Heaven is not a place of forgetting. There is no divine glory to be found elsewhere in another reality that makes this world strangely dim. Fully alive humans are the glory of God. The dead worship God in heaven by watching us live. Our lives are the drama where they deepen their dive into divinity. They want us to finally enter the age of restful feasting they have been waiting for many generations.
But there is no rest for a poet who watches his words ruin the world without any ability to edit them. I resurrected into so many bodies who idolized my words and became toxic versions of me. There’s nothing more repugnant than to watch all the worst versions of yourself interpreting your words to the world. James Baldwin said to be black in America is to be in a continuous state of rage. I wouid say the same about being the author of whiteness, because all of it is my fault, or at least my words were a primary catalyst for the toxic behaviors of western civilization.

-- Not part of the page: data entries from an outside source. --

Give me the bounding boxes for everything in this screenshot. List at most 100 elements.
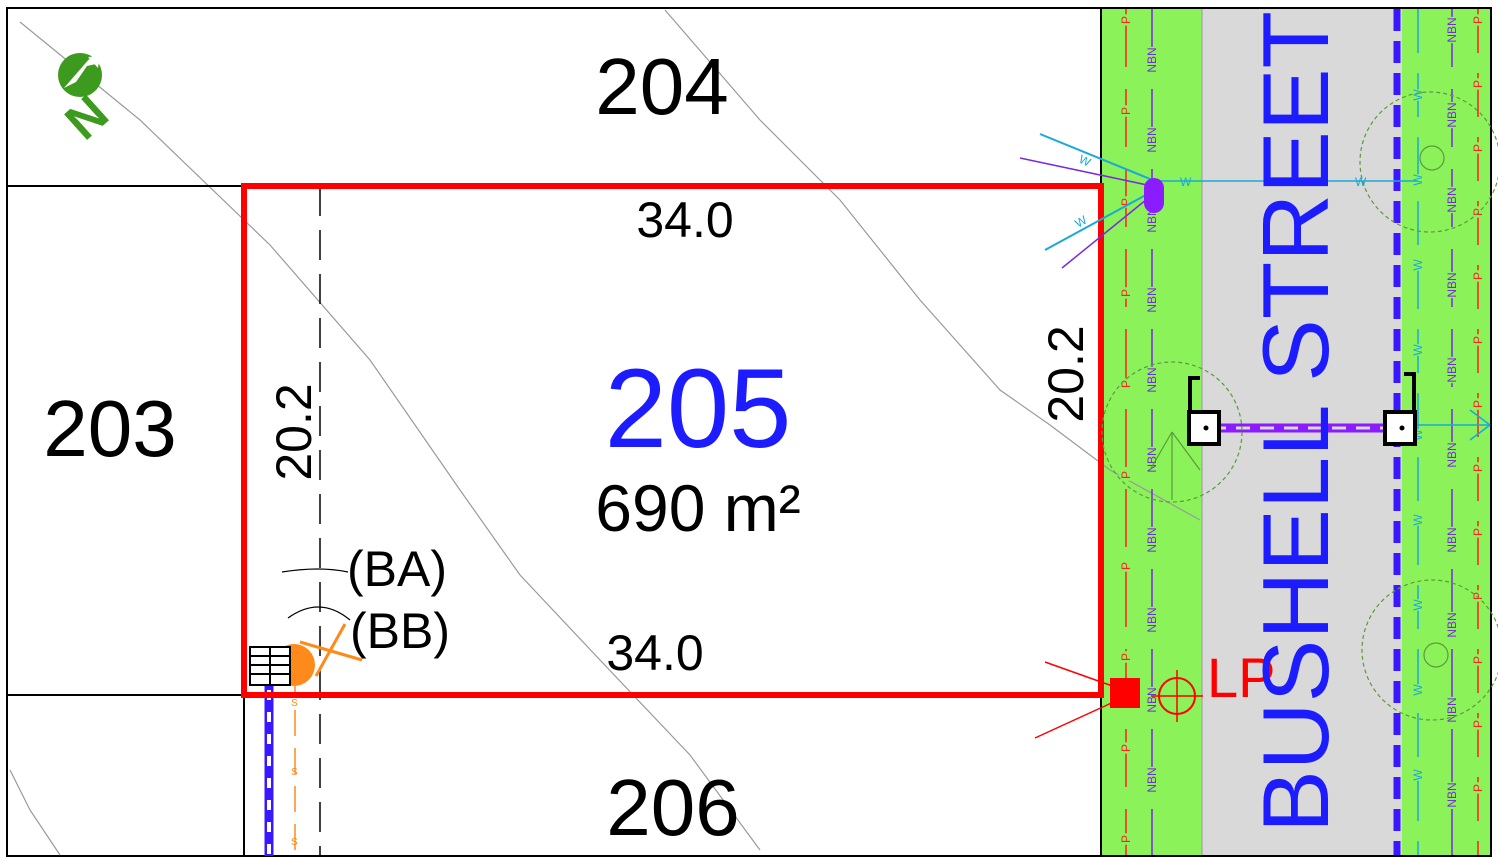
service-code-bg xyxy=(1444,16,1460,44)
service-code-label: NBN xyxy=(1445,612,1459,637)
service-code-label: P xyxy=(1471,528,1485,536)
service-code-bg xyxy=(1144,46,1160,74)
service-code-bg xyxy=(1470,526,1486,538)
service-code-bg xyxy=(1144,766,1160,794)
service-code-label: P xyxy=(1119,653,1133,661)
service-code-bg xyxy=(1470,462,1486,474)
service-code-label: W xyxy=(1411,89,1425,101)
service-code-bg xyxy=(1118,14,1134,26)
service-code-label: NBN xyxy=(1445,527,1459,552)
service-code-bg xyxy=(1118,651,1134,663)
lp-label: LP xyxy=(1207,646,1276,709)
service-code-bg xyxy=(1470,398,1486,410)
service-code-label: P xyxy=(1119,562,1133,570)
service-code-bg xyxy=(1118,378,1134,390)
ba-label: (BA) xyxy=(347,541,447,597)
service-code-bg xyxy=(1410,769,1426,781)
service-code-bg xyxy=(1444,611,1460,639)
service-code-label: P xyxy=(1119,107,1133,115)
service-code-label: P xyxy=(1119,198,1133,206)
service-code-label: P xyxy=(1119,471,1133,479)
service-code-label: NBN xyxy=(1145,527,1159,552)
service-code-bg xyxy=(1470,718,1486,730)
service-code-label: NBN xyxy=(1445,357,1459,382)
service-code-label: P xyxy=(1471,592,1485,600)
service-code-label: P xyxy=(1471,464,1485,472)
service-code-bg xyxy=(1144,686,1160,714)
ba-leader-line xyxy=(281,568,349,573)
service-code-label: P xyxy=(1119,16,1133,24)
svg-text:W: W xyxy=(1268,175,1280,189)
lot-206-number: 206 xyxy=(606,763,739,852)
service-code-bg xyxy=(1410,514,1426,526)
service-code-bg xyxy=(1470,78,1486,90)
service-code-bg xyxy=(1470,654,1486,666)
service-code-bg xyxy=(1118,469,1134,481)
service-code-label: P xyxy=(1471,784,1485,792)
service-code-label: P xyxy=(1471,208,1485,216)
service-code-bg xyxy=(1410,259,1426,271)
bb-leader-line xyxy=(287,606,351,621)
power-codes-east: P P P P P P P P P P P P P xyxy=(1470,14,1486,794)
service-code-bg xyxy=(1470,334,1486,346)
lot-203-number: 203 xyxy=(43,384,176,473)
service-code-bg xyxy=(1410,344,1426,356)
contour-line xyxy=(9,769,61,856)
frontage-top-dimension: 34.0 xyxy=(636,192,733,248)
service-code-bg xyxy=(1410,89,1426,101)
road-crossing-service xyxy=(1187,372,1491,446)
service-code-bg xyxy=(1444,356,1460,384)
service-code-label: NBN xyxy=(1145,367,1159,392)
depth-left-dimension: 20.2 xyxy=(266,383,322,480)
service-code-label: NBN xyxy=(1145,447,1159,472)
lot-204-number: 204 xyxy=(595,42,728,131)
contour-line xyxy=(19,21,761,851)
service-code-bg xyxy=(1144,286,1160,314)
service-code-label: P xyxy=(1471,336,1485,344)
service-code-label: P xyxy=(1471,720,1485,728)
service-code-label: NBN xyxy=(1445,102,1459,127)
service-code-label: P xyxy=(1119,380,1133,388)
service-code-label: P xyxy=(1471,80,1485,88)
service-code-label: NBN xyxy=(1145,207,1159,232)
svg-text:W: W xyxy=(1180,175,1192,189)
lot-205-boundary[interactable] xyxy=(241,183,1104,698)
service-code-bg xyxy=(1144,526,1160,554)
service-code-bg xyxy=(1470,782,1486,794)
street-name: BUSHELL STREET xyxy=(1243,11,1348,833)
svg-text:W: W xyxy=(1355,175,1367,189)
service-code-label: W xyxy=(1411,599,1425,611)
tree-icon xyxy=(1361,579,1498,721)
service-pit-east-icon xyxy=(1383,372,1417,446)
service-code-bg xyxy=(1144,126,1160,154)
service-code-bg xyxy=(1444,526,1460,554)
service-code-bg xyxy=(1144,366,1160,394)
service-code-label: W xyxy=(1411,344,1425,356)
lot-205-number: 205 xyxy=(605,346,792,471)
service-code-label: P xyxy=(1471,144,1485,152)
service-code-bg xyxy=(1470,14,1486,26)
light-pole-icon xyxy=(1034,661,1203,739)
service-pit-west-icon xyxy=(1187,376,1221,446)
service-code-bg xyxy=(1444,271,1460,299)
service-code-label: P xyxy=(1471,272,1485,280)
service-code-bg xyxy=(1470,270,1486,282)
service-code-bg xyxy=(1444,696,1460,724)
service-code-label: W xyxy=(1411,514,1425,526)
service-code-label: P xyxy=(1471,400,1485,408)
service-code-bg xyxy=(1144,606,1160,634)
sewer-code: S xyxy=(291,698,298,709)
nbn-codes-west: NBN NBN NBN NBN NBN NBN NBN NBN NBN NBN xyxy=(1144,46,1160,794)
service-code-bg xyxy=(1118,560,1134,572)
service-code-bg xyxy=(1118,287,1134,299)
sewer-line: S S S xyxy=(291,672,298,856)
service-code-label: NBN xyxy=(1145,687,1159,712)
service-code-bg xyxy=(1470,142,1486,154)
depth-right-dimension: 20.2 xyxy=(1038,325,1094,422)
service-code-bg xyxy=(1470,590,1486,602)
service-code-bg xyxy=(1410,174,1426,186)
tree-icon xyxy=(1101,361,1243,503)
service-code-bg xyxy=(1410,684,1426,696)
nbn-pit-icon xyxy=(1144,178,1164,213)
service-code-label: P xyxy=(1119,744,1133,752)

I will not be delivered from my centuries of torment until all the devilish versions of me repent of abusing and betraying my art by making it a prop to justify their power. And those who die without repenting for their blasphemous betrayal of Christ will spend their death in eternal regret until the earth is healed of the hell that we made. It really is time for an age of repentance. How can we bring it to pass? I just want the world to learn how to rest.
So what can we do James? How do we help them? I’m at a loss. Please bless us with your wisdom.
In the name of the one who has never stopped being crucified by those who say they love him,
Saul who was always the least of the apostles

I would love to see all these letters compiled. My heart needs to inhabit the wrestling and repentance required to reconcile James and Paul.